Yeah, sorry the pic isn't any better..
Something you can do is mix a bucket of pond water with stock salt-straight NACL-in maximum dissolved concentration and put fish in that solution for several minutes. I think what you have is anchor worms, common external parasite in a stressed fish. You can take small tweezers and remove them manually, they are just like a short (3/16-1/4") piece of monofilament fishing line, but hard like a micro piece of "stick". The head is "T" shaped and anchors just under skin-usually under a scale-and the body, or "stick" part of parasite is normally pointed aft or slightly down, a little hard to see but you can grab that stick with fingernail or tweezers and pop it out.
There is no cure for removing these from a pond but the healthier the fish the less chance there is of attachment.
If you salt dunk these fish, when you put them in the salt solution you may see the fish go into what appears to be a convulsive behavior, this is normal, it won't kill the fish and the fish may even go belly-up but leave it in there for 2-4 minutes then remove the fish and put into straight pond water in another bucket and it will right itself fairly quickly. This salt solution will literally burn the eggs, interrupting the reproductive cycle of the parasite.

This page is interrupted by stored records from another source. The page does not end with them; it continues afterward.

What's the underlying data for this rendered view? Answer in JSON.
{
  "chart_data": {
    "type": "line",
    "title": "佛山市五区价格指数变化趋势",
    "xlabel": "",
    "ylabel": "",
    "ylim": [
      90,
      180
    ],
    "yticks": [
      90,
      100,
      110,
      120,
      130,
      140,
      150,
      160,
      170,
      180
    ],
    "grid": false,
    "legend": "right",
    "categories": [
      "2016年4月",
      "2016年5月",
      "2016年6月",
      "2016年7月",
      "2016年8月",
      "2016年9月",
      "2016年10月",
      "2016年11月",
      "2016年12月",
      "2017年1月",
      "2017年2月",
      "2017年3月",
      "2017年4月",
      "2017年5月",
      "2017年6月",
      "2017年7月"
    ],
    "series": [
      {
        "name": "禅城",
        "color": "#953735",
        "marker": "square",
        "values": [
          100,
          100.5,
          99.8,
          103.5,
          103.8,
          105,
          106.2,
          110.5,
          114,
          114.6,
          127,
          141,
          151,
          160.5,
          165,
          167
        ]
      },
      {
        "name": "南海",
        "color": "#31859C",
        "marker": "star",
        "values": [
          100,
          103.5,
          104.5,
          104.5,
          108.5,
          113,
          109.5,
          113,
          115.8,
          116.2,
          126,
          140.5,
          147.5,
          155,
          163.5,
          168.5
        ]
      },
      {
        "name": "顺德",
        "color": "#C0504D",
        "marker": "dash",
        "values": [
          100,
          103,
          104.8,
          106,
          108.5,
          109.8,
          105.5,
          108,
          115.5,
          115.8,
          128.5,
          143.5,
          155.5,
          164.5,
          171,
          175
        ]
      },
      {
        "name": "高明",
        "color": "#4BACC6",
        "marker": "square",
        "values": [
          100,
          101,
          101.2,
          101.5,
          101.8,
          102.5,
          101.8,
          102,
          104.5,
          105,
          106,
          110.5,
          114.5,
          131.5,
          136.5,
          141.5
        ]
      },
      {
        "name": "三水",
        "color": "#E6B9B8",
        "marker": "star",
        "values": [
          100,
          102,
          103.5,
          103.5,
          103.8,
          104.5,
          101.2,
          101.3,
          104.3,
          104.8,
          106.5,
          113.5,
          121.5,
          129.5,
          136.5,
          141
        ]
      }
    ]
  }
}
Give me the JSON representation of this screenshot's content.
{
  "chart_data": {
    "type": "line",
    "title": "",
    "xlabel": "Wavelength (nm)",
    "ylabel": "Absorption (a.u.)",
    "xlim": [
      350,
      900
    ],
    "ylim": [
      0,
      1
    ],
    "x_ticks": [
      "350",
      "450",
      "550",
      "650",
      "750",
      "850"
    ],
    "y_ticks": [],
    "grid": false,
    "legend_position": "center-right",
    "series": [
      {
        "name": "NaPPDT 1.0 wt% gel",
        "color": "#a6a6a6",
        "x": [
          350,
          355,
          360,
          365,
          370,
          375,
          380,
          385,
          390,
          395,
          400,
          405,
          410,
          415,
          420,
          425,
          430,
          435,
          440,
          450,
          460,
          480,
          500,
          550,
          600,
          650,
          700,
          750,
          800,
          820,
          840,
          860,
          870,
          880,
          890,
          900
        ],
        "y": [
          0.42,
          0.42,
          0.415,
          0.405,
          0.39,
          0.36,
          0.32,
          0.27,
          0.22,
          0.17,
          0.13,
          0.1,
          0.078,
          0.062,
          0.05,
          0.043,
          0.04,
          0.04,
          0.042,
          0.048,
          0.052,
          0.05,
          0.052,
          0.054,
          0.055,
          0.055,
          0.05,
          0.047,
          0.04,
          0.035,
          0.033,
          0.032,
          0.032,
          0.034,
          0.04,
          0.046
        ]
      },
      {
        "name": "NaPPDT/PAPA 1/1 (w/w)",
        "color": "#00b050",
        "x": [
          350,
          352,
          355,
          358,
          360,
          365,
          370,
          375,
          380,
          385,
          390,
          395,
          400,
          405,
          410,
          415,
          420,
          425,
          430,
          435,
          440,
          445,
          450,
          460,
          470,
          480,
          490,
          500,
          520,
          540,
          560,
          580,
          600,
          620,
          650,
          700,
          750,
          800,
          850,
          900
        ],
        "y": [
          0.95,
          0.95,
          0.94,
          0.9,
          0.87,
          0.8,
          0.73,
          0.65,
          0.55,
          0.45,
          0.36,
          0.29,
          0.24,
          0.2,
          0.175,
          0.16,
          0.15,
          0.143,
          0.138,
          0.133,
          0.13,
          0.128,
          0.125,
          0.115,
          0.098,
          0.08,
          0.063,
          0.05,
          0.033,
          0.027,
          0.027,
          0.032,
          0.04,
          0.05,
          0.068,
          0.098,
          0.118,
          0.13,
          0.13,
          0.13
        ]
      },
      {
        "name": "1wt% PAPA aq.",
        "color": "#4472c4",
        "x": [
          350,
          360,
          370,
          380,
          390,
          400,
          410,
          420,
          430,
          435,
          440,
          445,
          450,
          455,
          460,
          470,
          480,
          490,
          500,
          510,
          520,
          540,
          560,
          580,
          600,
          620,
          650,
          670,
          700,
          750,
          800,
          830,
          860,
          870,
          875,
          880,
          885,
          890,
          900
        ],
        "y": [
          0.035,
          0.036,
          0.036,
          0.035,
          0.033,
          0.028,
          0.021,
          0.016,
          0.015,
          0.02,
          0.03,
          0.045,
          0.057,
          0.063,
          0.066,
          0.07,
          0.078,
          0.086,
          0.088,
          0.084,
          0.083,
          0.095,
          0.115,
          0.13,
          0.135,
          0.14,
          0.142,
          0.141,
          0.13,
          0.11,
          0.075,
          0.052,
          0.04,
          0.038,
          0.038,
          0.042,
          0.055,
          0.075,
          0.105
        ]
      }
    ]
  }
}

This procedure works for any external parasite including anything attached to gills.
There are some species that react differently than others in this salt solution but we use this on LMB, SMB, BG, WAE, GSF and RES.
I recently treated some YP with the same mix and had no mortality in 40+ fish. I can't say how any other species react other than CC, they turn pale in seconds and can only be in this for maybe 30 seconds before the burn is irreversible-they don't handle this well but they are also non scaled.